For some manufacturers, though, ramping up coupons and deals is not as easy as flipping a switch. There’s no sense offering deals on products you can’t even keep fully stocked in stores, after all. Kellogg, for one, is still recovering from a triple whammy last year – not only did it face the same supply chain challenges as everyone else, but it experienced a labor strike and a cereal plant fire that impacted production and made offering promotions difficult. With its cereal sales down – opening opportunities for competitors, including store brands – Kellogg is working to get its coupon campaigns and promotions back to normal. But it’s been a process.

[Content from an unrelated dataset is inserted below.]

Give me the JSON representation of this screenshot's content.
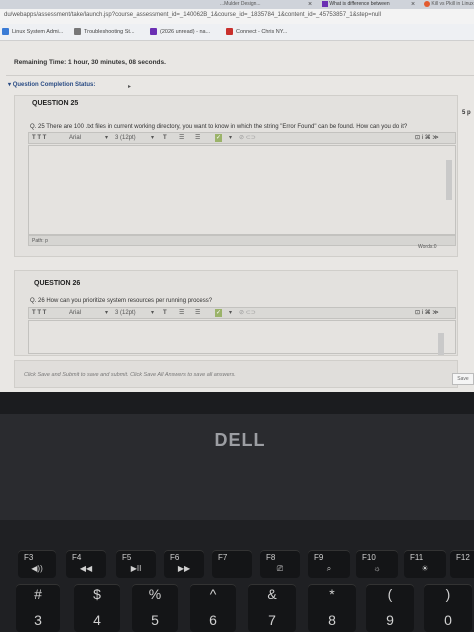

Then there are the manufacturers trying to have it both ways – offering more promotions, but not too many more. Since well before the coronavirus pandemic, Kraft Heinz has been reducing its reliance on promotions, Chief Financial Officer Andre Maciel told a Deutsche Bank investors’ conference last week. “Obviously, we do expect promotional activity to be higher than it has been in the last 12 months, because we and others have been limited by capacity,” he said. But “we should not expect to go back to 2019 levels… because it’s just money that’s not well spent.”

Procter & Gamble is still offering coupons and deals for shoppers who are seeking them out, but it also hopes to earn more from shoppers who think P&G’s products are better than their store-brand equivalents and worth paying more for. “There is a subset of consumers for whom price alone is extraordinarily important,” P&G CEO Jon Moeller told the same Deutsche Bank conference. “And we’re very intentional, ensuring we have offerings that meet those low-cash outlay needs. But for the majority of consumers, it’s not about price in isolation. It really isn’t. It’s about value and, am I getting something that’s worth paying that extra nickel or dime for?”

Similarly, General Mills says it’s offering more coupons lately – albeit digital-only – but it also hopes there are enough shoppers who will happily pay more for a quality product. Many of the company’s products are priced higher than competitors’, Jon Nudi, General Mills’ President of North America Retail told a separate investors’ conference recently. “And that’s by design. That’s where we want to be. We don’t want to be too far out, but we do want to lead. We believe that we have the capabilities and the right with our brands to lead pricing.”

So as more shoppers turn to store brands to save money, you can expect at least some national brands to fight back with more eye-catching deals, to lure some of those price-conscious shoppers back. Otherwise, more shoppers may find that old couponing rule doesn’t apply anymore – and store brands really do represent the best deal.